Elise Wilson felt pretty confident in her ability to spot red flags, having worked as an emergency room nurse at Harrington Hospital in Southbridge, Massachusetts, for nearly two decades. And she had indeed turned her back on the patient, who would later be diagnosed with mental illness, for just a second before he began stabbing her in the neck and arm.
“He was standing literally right in front of me. I had nowhere to go,” Wilson said. “And the first thing he did was punch me in the head. And when I turned back, he was standing almost knee to knee with me, holding a knife in his hand over his head.
Wilson spoke about the 2017 attack at a virtual panel discussion Tuesday night about the need to prevent rising violence against health care workers. Other panelists at the event, hosted by Harvard Law School’s Petrie-Flom Center for Health Law Policy, Biotechnology and Bioethics, included a member of Congress who introduced legislation on the issue and three other health professionals.
Participants made it clear that the problem was serious and growing. According to the 2018 US Bureau of Labor Statistics, healthcare workers accounted for 73 percent of all non-fatal injuries and illnesses related to workplace violence. And more than eight in 10 health care workers reported in a National Nurses United survey that they experienced at least one type of workplace violence during the pandemic, when the need for care has grown amid staffing shortages across the country
“We know that health care workers face threats, intimidation and in some horrific circumstances, actual violence, and we know that this is happening more and more,” said Rep. Madeleine Dean, D-Pennsylvania.

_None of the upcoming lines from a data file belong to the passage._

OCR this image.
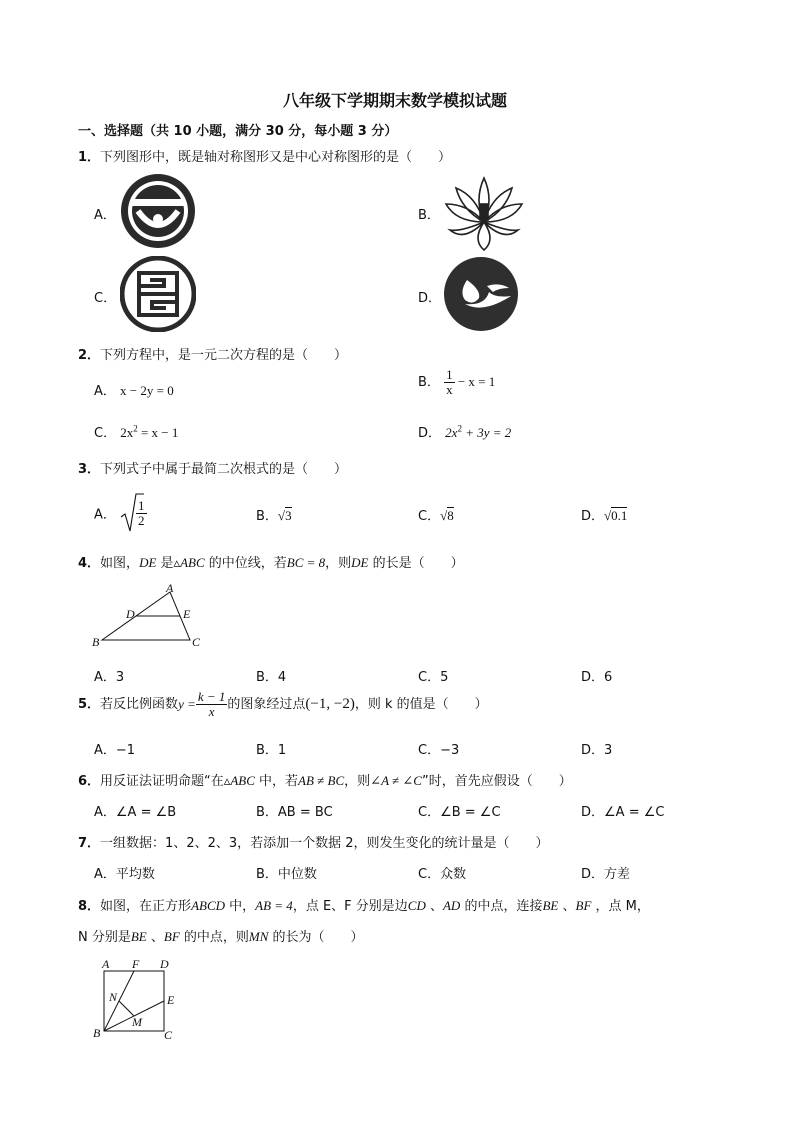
八年级下学期期末数学模拟试题
一、选择题（共 10 小题，满分 30 分，每小题 3 分）
1．下列图形中，既是轴对称图形又是中心对称图形的是（　　）
A．	B．
C．	D．
2．下列方程中，是一元二次方程的是（　　）
A． x − 2y = 0
B． $\frac{1}{x} - x = 1$
C． $2x^2 = x - 1$	D． $2x^2 + 3y = 2$
3．下列式子中属于最简二次根式的是（　　）
A． $\frac{1}{2}$	B．√3	C．√8	D．√0.1
4．如图，DE 是▵ABC 的中位线，若BC = 8，则DE 的长是（　　）
A
D	E
B	C
A．3	B．4	C．5	D．6
5．若反比例函数$y = \frac{k - 1}{x}$ 的图象经过点(−1, −2)，则 k 的值是（　　）
A．−1	B．1	C．−3	D．3
6．用反证法证明命题“在▵ABC 中，若AB ≠ BC，则∠A ≠ ∠C”时，首先应假设（　　）
A．∠A = ∠B	B．AB = BC	C．∠B = ∠C	D．∠A = ∠C
7．一组数据：1、2、2、3，若添加一个数据 2，则发生变化的统计量是（　　）
A．平均数	B．中位数	C．众数	D．方差
8．如图，在正方形ABCD 中，AB = 4，点 E、F 分别是边CD 、AD 的中点，连接BE 、BF ，点 M，
N 分别是BE 、BF 的中点，则MN 的长为（　　）
A F D
N	E
M
B	C
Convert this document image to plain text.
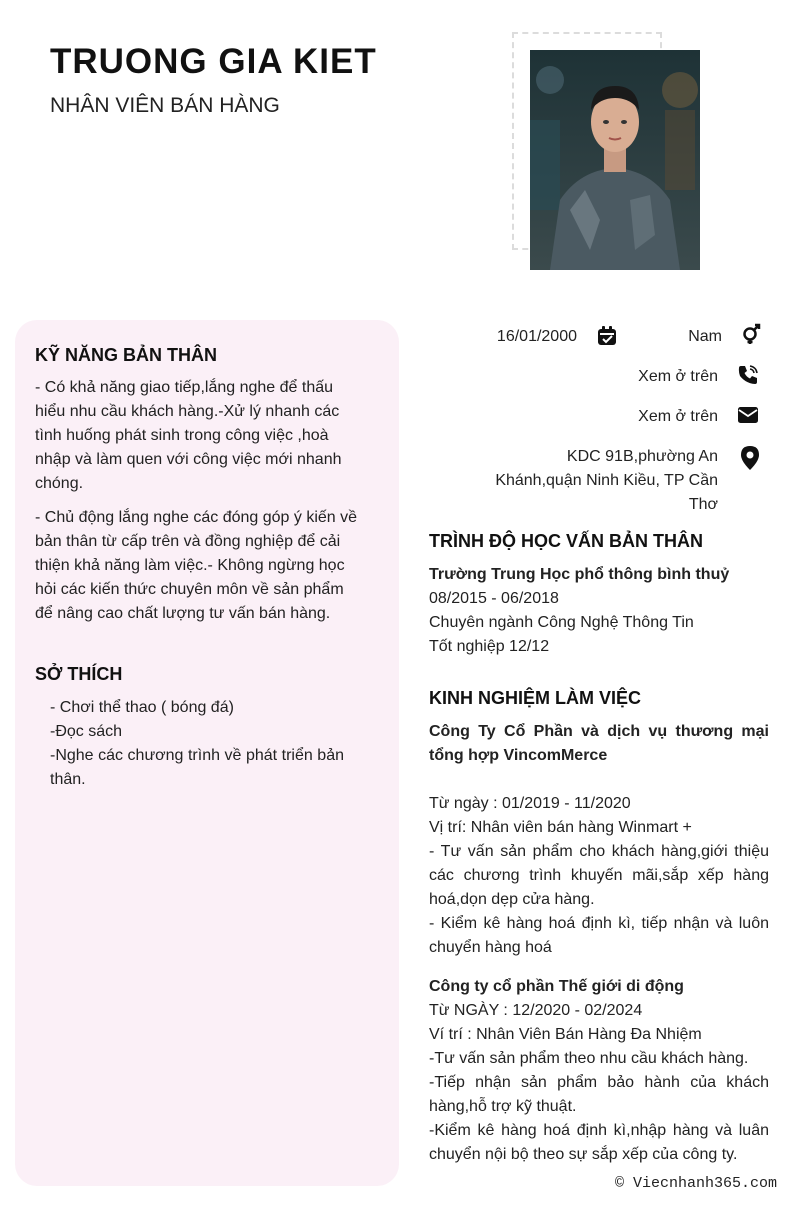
TRUONG GIA KIET
NHÂN VIÊN BÁN HÀNG
KỸ NĂNG BẢN THÂN

- Có khả năng giao tiếp,lắng nghe để thấu hiểu nhu cầu khách hàng.-Xử lý nhanh các tình huống phát sinh trong công việc ,hoà nhập và làm quen với công việc mới nhanh chóng.

- Chủ động lắng nghe các đóng góp ý kiến về bản thân từ cấp trên và đồng nghiệp để cải thiện khả năng làm việc.- Không ngừng học hỏi các kiến thức chuyên môn về sản phẩm để nâng cao chất lượng tư vấn bán hàng.

SỞ THÍCH

- Chơi thể thao ( bóng đá)

-Đọc sách

-Nghe các chương trình về phát triển bản thân.

16/01/2000	Nam
Xem ở trên
Xem ở trên
KDC 91B,phường An
Khánh,quận Ninh Kiều, TP Cần
Thơ
TRÌNH ĐỘ HỌC VẤN BẢN THÂN
Trường Trung Học phổ thông bình thuỷ
08/2015 - 06/2018
Chuyên ngành Công Nghệ Thông Tin
Tốt nghiệp 12/12
KINH NGHIỆM LÀM VIỆC
Công Ty Cổ Phần và dịch vụ thương mại tổng hợp VincomMerce
Từ ngày : 01/2019 - 11/2020
Vị trí: Nhân viên bán hàng Winmart +
- Tư vấn sản phẩm cho khách hàng,giới thiệu các chương trình khuyến mãi,sắp xếp hàng hoá,dọn dẹp cửa hàng.
- Kiểm kê hàng hoá định kì, tiếp nhận và luôn chuyển hàng hoá
Công ty cổ phần Thế giới di động
Từ NGÀY : 12/2020 - 02/2024
Ví trí : Nhân Viên Bán Hàng Đa Nhiệm
-Tư vấn sản phẩm theo nhu cầu khách hàng.
-Tiếp nhận sản phẩm bảo hành của khách hàng,hỗ trợ kỹ thuật.
-Kiểm kê hàng hoá định kì,nhập hàng và luân chuyển nội bộ theo sự sắp xếp của công ty.
© Viecnhanh365.com
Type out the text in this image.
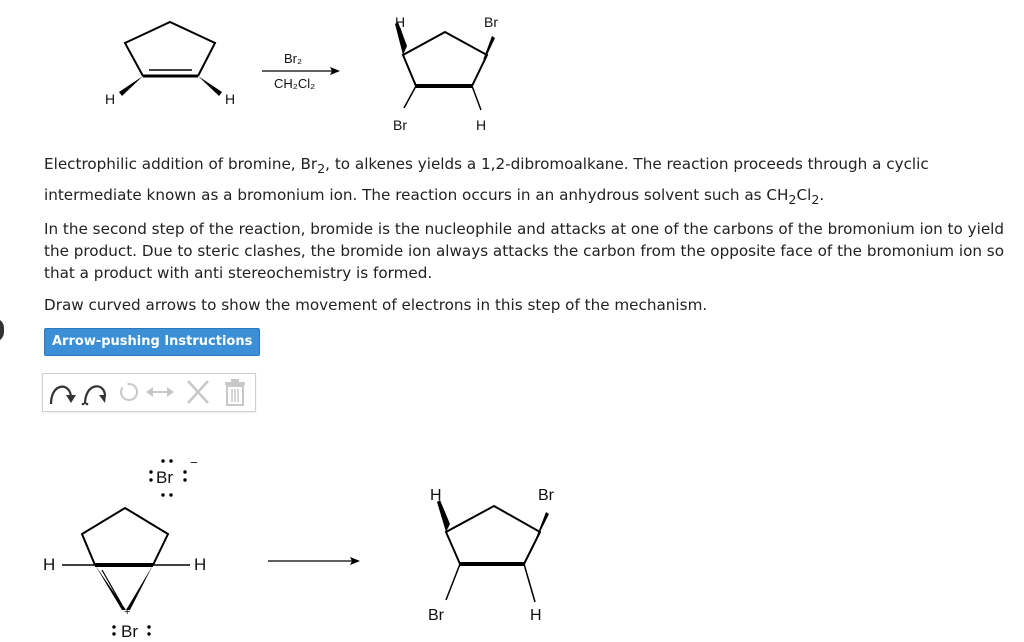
H	H
Br₂
CH₂Cl₂
H	Br
Br	H

Electrophilic addition of bromine, $Br_2$, to alkenes yields a 1,2-dibromoalkane. The reaction proceeds through a cyclic intermediate known as a bromonium ion. The reaction occurs in an anhydrous solvent such as $CH_2Cl_2$.

In the second step of the reaction, bromide is the nucleophile and attacks at one of the carbons of the bromonium ion to yield the product. Due to steric clashes, the bromide ion always attacks the carbon from the opposite face of the bromonium ion so that a product with anti stereochemistry is formed.

Draw curved arrows to show the movement of electrons in this step of the mechanism.

Arrow-pushing Instructions
Br
−
H	H
Br
+
H	Br
Br	H
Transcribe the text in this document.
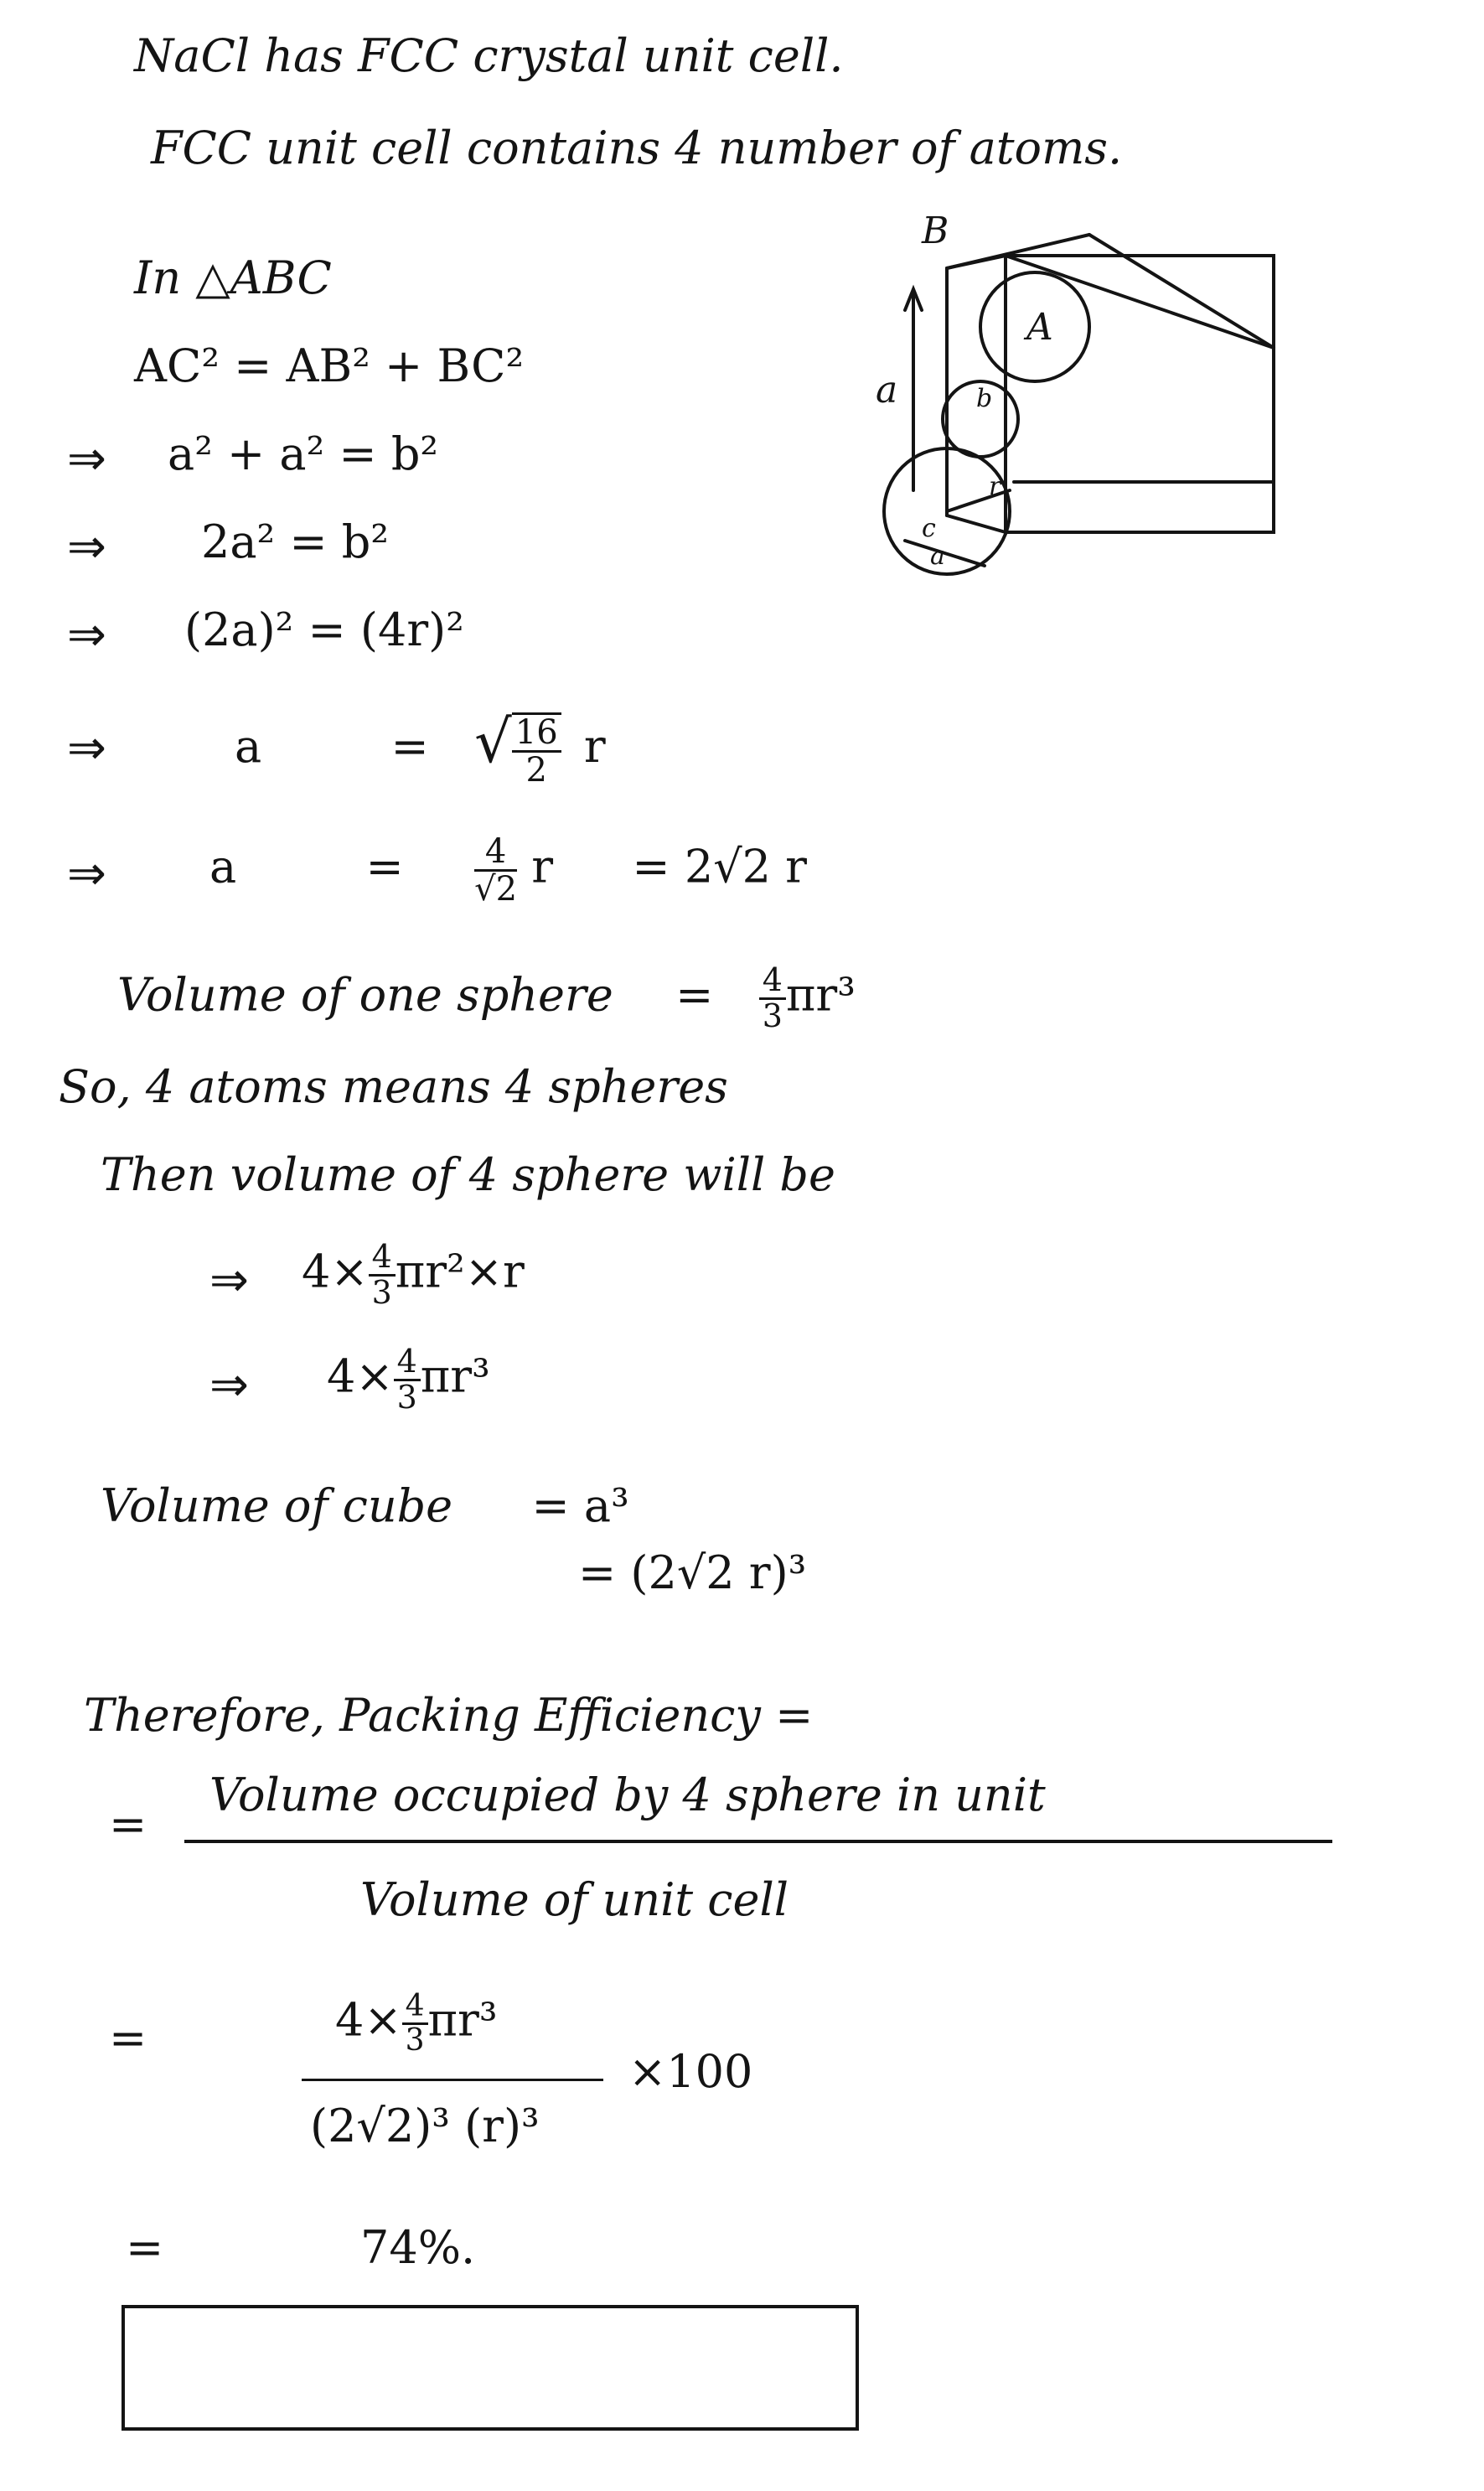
NaCl has FCC crystal unit cell.
FCC unit cell contains 4 number of atoms.
In △ABC
AC² = AB² + BC²
⇒ a² + a² = b²
⇒ 2a² = b²
⇒ (2a)² = (4r)²
⇒	a	= √ $\frac{16}{2}$ r
⇒ a	= $\frac{4}{√2}$ r = 2√2 r
Volume of one sphere = $\frac{4}{3} \pi r^3$
So, 4 atoms means 4 spheres
Then volume of 4 sphere will be
⇒ $4\times \frac{4}{3} \pi r^2\times r$
⇒ $4\times \frac{4}{3} \pi r^3$
Volume of cube = a³
= (2√2 r)³
Therefore, Packing Efficiency =
=
Volume occupied by 4 sphere in unit
Volume of unit cell
=	$4\times \frac{4}{3} \pi r^3$
(2√2)³ (r)³
×100
=	74%.
B
A
a	b
r
c
a
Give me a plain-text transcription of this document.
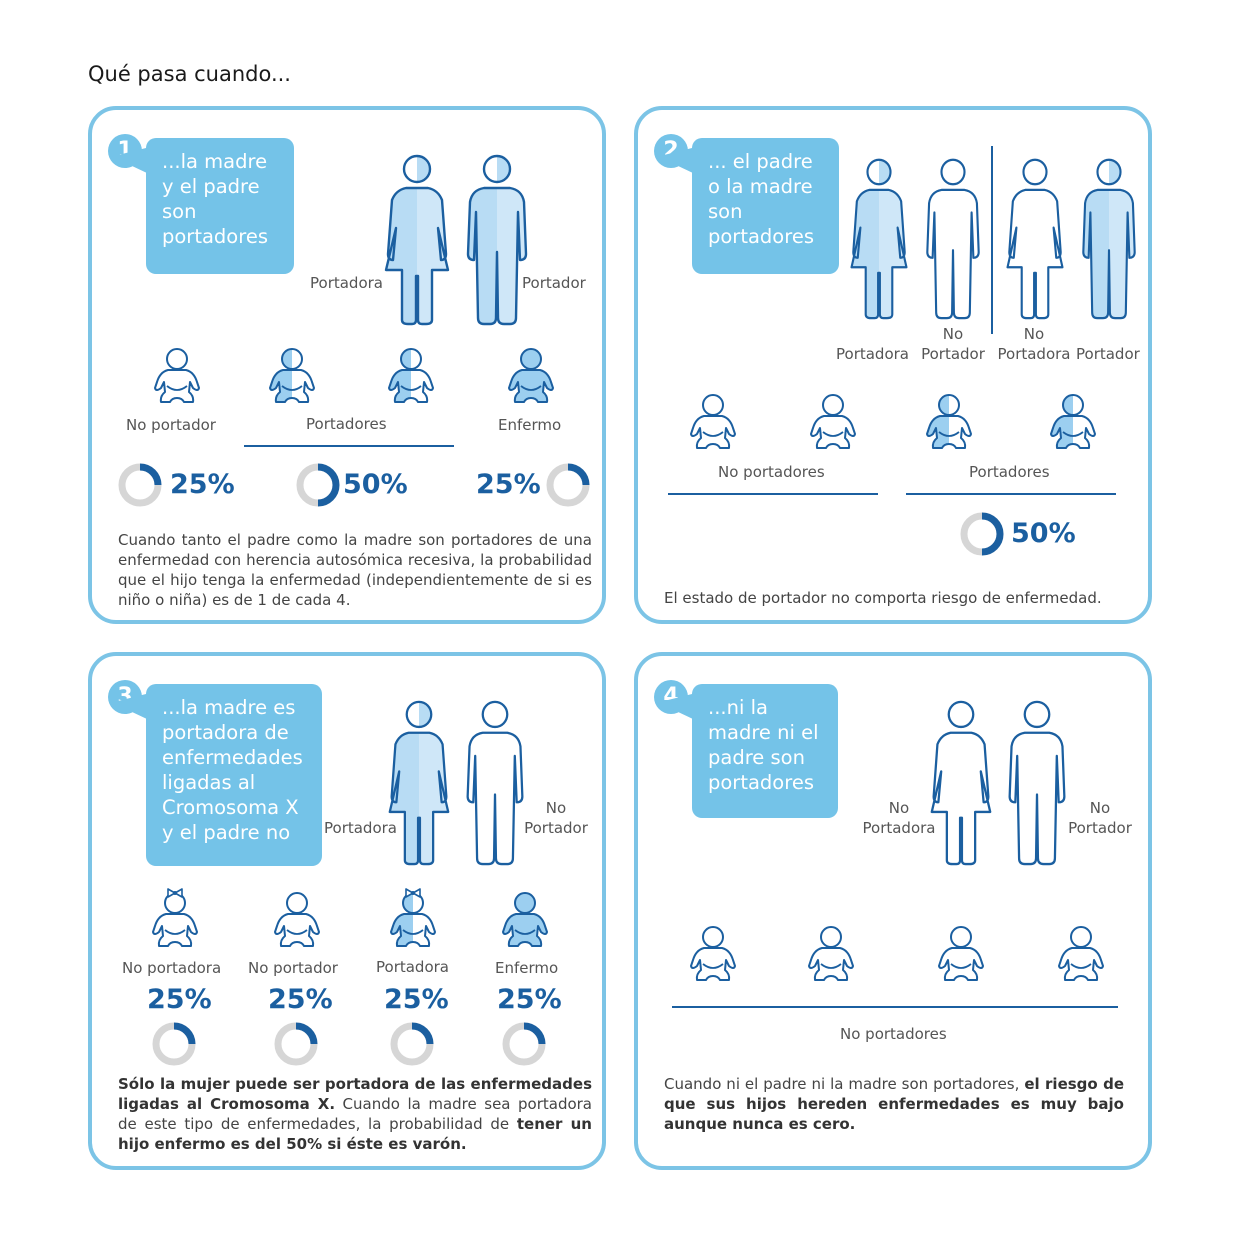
Qué pasa cuando...
1	...la madre
y el padre
son
portadores
Portadora	Portador
No portador	Portadores	Enfermo
25%	50%	25%
Cuando tanto el padre como la madre son portadores de una enfermedad con herencia autosómica recesiva, la probabilidad que el hijo tenga la enfermedad (independientemente de si es niño o niña) es de 1 de cada 4.
2	... el padre
o la madre
son
portadores
Portadora
No Portador
No Portadora Portador
No portadores	Portadores
50%
El estado de portador no comporta riesgo de enfermedad.
3	...la madre es
portadora de
enfermedades
ligadas al
Cromosoma X
y el padre no	Portadora
No Portador
No portadora No portador	Portadora	Enfermo
25% 25% 25% 25%
Sólo la mujer puede ser portadora de las enfermedades ligadas al Cromosoma X. Cuando la madre sea portadora de este tipo de enfermedades, la probabilidad de tener un hijo enfermo es del 50% si éste es varón.
4	...ni la
madre ni el
padre son
portadores
No Portadora
No Portador
No portadores
Cuando ni el padre ni la madre son portadores, el riesgo de que sus hijos hereden enfermedades es muy bajo aunque nunca es cero.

Dean joined Republican Larry Buckshon, a physician from Indiana, to introduce a bill this summer to provide legal protections to hospital workers assaulted on the job by making such acts of violence a federal crime.
“If we can deter this behavior from patients, their families or others, and we can ensure that healthcare workers have the knowledge and best practice, the ability to protect themselves, we will be really happy to have been a very small part of solving this problem “, she said.
The measure, called the Safety from Violence for Healthcare Employees (SAVE) Act, is modeled after legislation that protects airline employees from violence by introducing tougher penalties for perpetrators. It also aims to improve education and prevention strategies through a $25 million grant to hospitals across the country. It currently has more than 50 co-signatories and is endorsed by several healthcare advocacy organizations, including the American Hospital Association and the American Hospital Federation.
“It’s all about preparedness and mitigating risks,” said Connie Packard, a longtime law enforcement official and president-elect of the International Association for Healthcare Security and Safety.
Packard, who is currently the chief of public safety at Boston Medical Center, outlined strategies for legislation aimed at helping keep healthcare workers safe. She talked about the need for hospitals to evaluate their workplace violence prevention policies, review technology such as personal panic alarms and metal screening, and reach out to other agencies working on hospital security.
Wilson said the attack left her with permanent nerve damage and ongoing mobility issues that have prevented her from returning to work as a nurse, but expressed hope that her story can inspire action from both lawmakers and hospital administration. “This has to stop,” she said.
Carmel Shachar, executive director of the Petrie-Flom Center, said law school scholars will continue to pay attention to how victims of violence in health care facilities receive justice and legal protection, and that she hopes Tuesday’s panel will help more further conversation.
“We were truly honored to host such a remarkable panel. And I think it was especially meaningful that Elise shared her first-hand account of workplace violence in health care, because it’s a very hard story that can’t be easy to share. Those reflections, those first-person accounts, are so important to understanding what the stakes are,” she said.